SPIN (Self-Play Fine-Tuning): The model plays against previous versions of itself, generating and distinguishing its own outputs from human-written data.


Process Reward Models (PRMs)

Standard reward models score outcomes — is the final answer correct? PRMs score process — is each reasoning step correct?

OpenAI’s work on mathematical reasoning found that PRMs dramatically outperform outcome reward models (ORMs) when combined with search. Instead of just checking if the answer is right, the model learns which reasoning steps are valid.

Problem → Step 1 → [PRM: 0.9] → Step 2 → [PRM: 0.4] → Step 3 → [PRM: 0.8] → Answer

Low-scored steps are identified as likely errors, allowing the model (or search process) to backtrack.

PRMs are central to how modern reasoning models (like o1, o3, DeepSeek-R1) generate reliable chain-of-thought.


Scalable Oversight

A fundamental challenge: as AI gets smarter, humans can no longer reliably judge output quality. How do you align a model that’s better than its trainers?

Debate: Two AI models argue opposing positions; humans judge the debate. The idea: it’s easier to evaluate an argument than generate a correct answer.

Recursive reward modeling (RRM): Use an AI assistant to help human labelers evaluate complex outputs. The human oversees the AI overseer.

Sandwiching evaluations: Compare novice evaluations to expert evaluations to AI evaluations. Measure how well each proxy correlates with ground truth.

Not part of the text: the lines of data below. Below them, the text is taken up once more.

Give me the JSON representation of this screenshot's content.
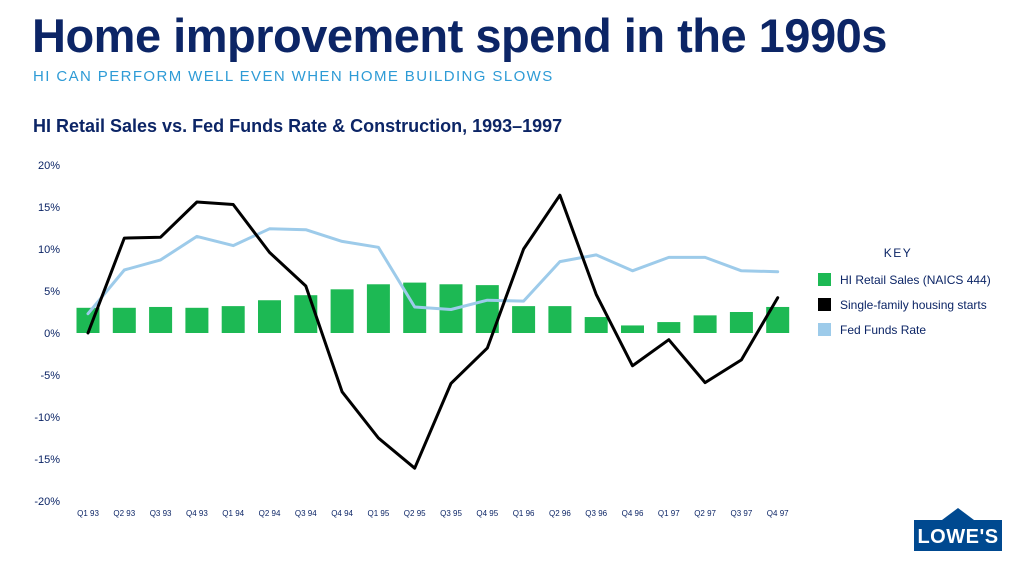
{
  "header": {
    "title": "Home improvement spend in the 1990s",
    "subtitle": "HI CAN PERFORM WELL EVEN WHEN HOME BUILDING SLOWS"
  },
  "key": {
    "title": "KEY",
    "items": [
      {
        "label": "HI Retail Sales (NAICS 444)",
        "color": "#1db954"
      },
      {
        "label": "Single-family housing starts",
        "color": "#000000"
      },
      {
        "label": "Fed Funds Rate",
        "color": "#9dcbea"
      }
    ]
  },
  "logo": {
    "text": "LOWE'S",
    "color": "#004990"
  },
  "chart_data": {
    "type": "bar",
    "title": "HI Retail Sales vs. Fed Funds Rate & Construction, 1993–1997",
    "categories": [
      "Q1 93",
      "Q2 93",
      "Q3 93",
      "Q4 93",
      "Q1 94",
      "Q2 94",
      "Q3 94",
      "Q4 94",
      "Q1 95",
      "Q2 95",
      "Q3 95",
      "Q4 95",
      "Q1 96",
      "Q2 96",
      "Q3 96",
      "Q4 96",
      "Q1 97",
      "Q2 97",
      "Q3 97",
      "Q4 97"
    ],
    "ylim": [
      -20,
      20
    ],
    "yticks": [
      20,
      15,
      10,
      5,
      0,
      -5,
      -10,
      -15,
      -20
    ],
    "ytick_labels": [
      "20%",
      "15%",
      "10%",
      "5%",
      "0%",
      "-5%",
      "-10%",
      "-15%",
      "-20%"
    ],
    "grid": false,
    "legend_position": "right",
    "series": [
      {
        "name": "HI Retail Sales (NAICS 444)",
        "type": "bar",
        "color": "#1db954",
        "values": [
          3.0,
          3.0,
          3.1,
          3.0,
          3.2,
          3.9,
          4.5,
          5.2,
          5.8,
          6.0,
          5.8,
          5.7,
          3.2,
          3.2,
          1.9,
          0.9,
          1.3,
          2.1,
          2.5,
          3.1
        ]
      },
      {
        "name": "Single-family housing starts",
        "type": "line",
        "color": "#000000",
        "values": [
          0.0,
          11.3,
          11.4,
          15.6,
          15.3,
          9.6,
          5.6,
          -7.0,
          -12.5,
          -16.1,
          -6.0,
          -1.8,
          10.0,
          16.4,
          4.6,
          -3.9,
          -0.8,
          -5.9,
          -3.2,
          4.2
        ]
      },
      {
        "name": "Fed Funds Rate",
        "type": "line",
        "color": "#9dcbea",
        "values": [
          2.3,
          7.5,
          8.7,
          11.5,
          10.4,
          12.4,
          12.3,
          10.9,
          10.2,
          3.1,
          2.8,
          3.9,
          3.8,
          8.5,
          9.3,
          7.4,
          9.0,
          9.0,
          7.4,
          7.3
        ]
      }
    ]
  }
}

None of these are fully solved. Scalable oversight is one of the most active areas of alignment research.


Where We Are

Modern frontier models use combinations of all of the above:

  1. SFT on high-quality demonstrations
  2. Constitutional / RLAIF for safety and helpfulness at scale
  3. DPO or PPO for preference alignment
  4. Iterative online training to improve on the current distribution
  5. PRMs for reasoning tasks

The field has moved fast. Techniques that were cutting-edge in 2022 are now table stakes. The next frontier — scalable oversight, RLHF from weak supervisors, alignment for superhuman systems — is where the hard problems live.

What remains constant: the goal of building AI that does what we actually want, not just what we literally asked for.